Syncing Collections

In order to synchronize data for a single collection from a Leader to a Follower instance, there is the syncCollection function:

It will fetch all documents of the specified collection from the Leader database and store them in the local instance. After the synchronization, the collection data on the Follower will be identical to the data on the Leader, provided no further data changes happen on the Leader. Any data changes that are performed on the Leader after the synchronization was started will not be captured by syncCollection, but need to be replicated using the regular replication applier mechanism.

For the following example setup, we’ll use the instance tcp://leader.domain.org:8529 as the Leader, and the instance tcp://follower.domain.org:8530 as a Follower.

The goal is to have all data from the collection test in database _system on Leader tcp://leader.domain.org:8529 be replicated to the collection test in database _system on the Follower tcp://follower.domain.org:8530.

On the Leader, the collection test needs to be present in the _system database, with any data in it.

To transfer this collection to the Follower, issue the following commands there:

db._useDatabase("_system");
require("@arangodb/replication").syncCollection("test", {
  endpoint: "tcp://leader.domain.org:8529",
  username: "myuser",
  password: "mypasswd"
});

Warning: The syncCollection command will replace the collection’s data in the Follower database with data from the Leader database! Only execute these commands if you have verified you are on the correct server, in the correct database!

Setting the optional incremental attribute in the call to syncCollection will start an incremental transfer of data. This may be useful in case when the Follower already has parts or almost all of the data in the collection and only the differences need to be synchronized. Note that to compute the differences the incremental transfer will build a sorted list of all document keys in the collection on both the Follower and the Leader, which may still be expensive for huge collections in terms of memory usage and runtime. During building the list of keys the collection will be read-locked on the Leader.

The initialSyncMaxWaitTime attribute in the call to syncCollection controls how long the Follower will wait for a Leader’s response. This wait time can be used to control after what time the synchronization will give up and fail.

The syncCollection command may take a long time to complete if the collection is big. The shell will block until the Follower has synchronized the entire collection from the Leader or until an error occurs. By default, the syncCollection command in the ArangoShell will poll for a status update every 10 seconds.
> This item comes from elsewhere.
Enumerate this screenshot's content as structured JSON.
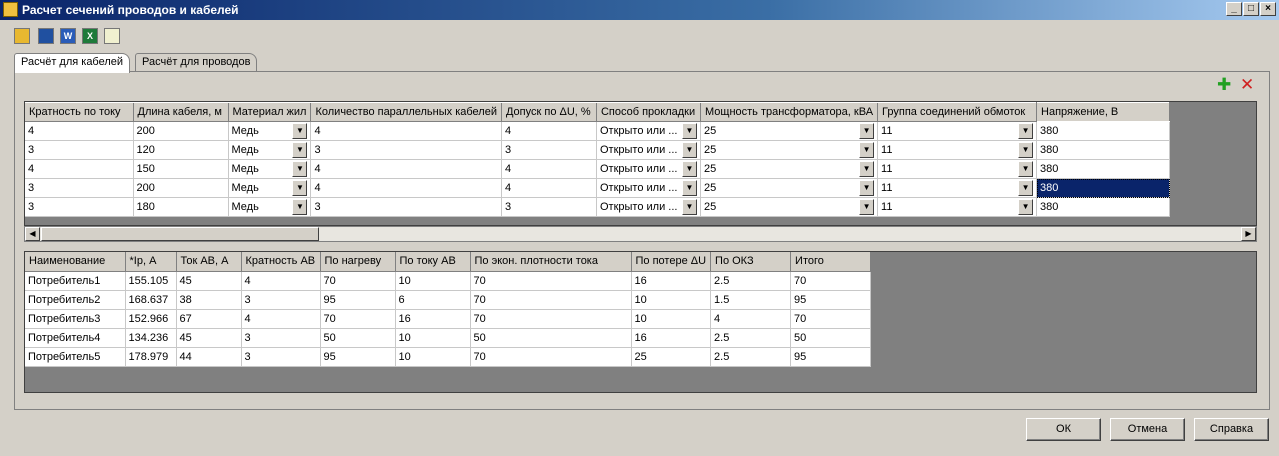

When syncCollection is called from the ArangoShell, the optional async attribute can be used to start the synchronization as a background process on the Follower. If async is set to true, the call to syncCollection will return almost instantly with an id string. Using this id string, the status of the sync job on the Follower can be queried using the getSyncResult function as follows:

db._useDatabase("_system");
var replication = require("@arangodb/replication");

/* run command in async mode */
var id = replication.syncCollection("test", {
  endpoint: "tcp://leader.domain.org:8529",
  username: "myuser",
  password: "mypasswd",
  async: true
});

/* now query the status of our operation */
print(replication.getSyncResult(id));

getSyncResult will return false as long as the synchronization is not complete, and return the synchronization result otherwise.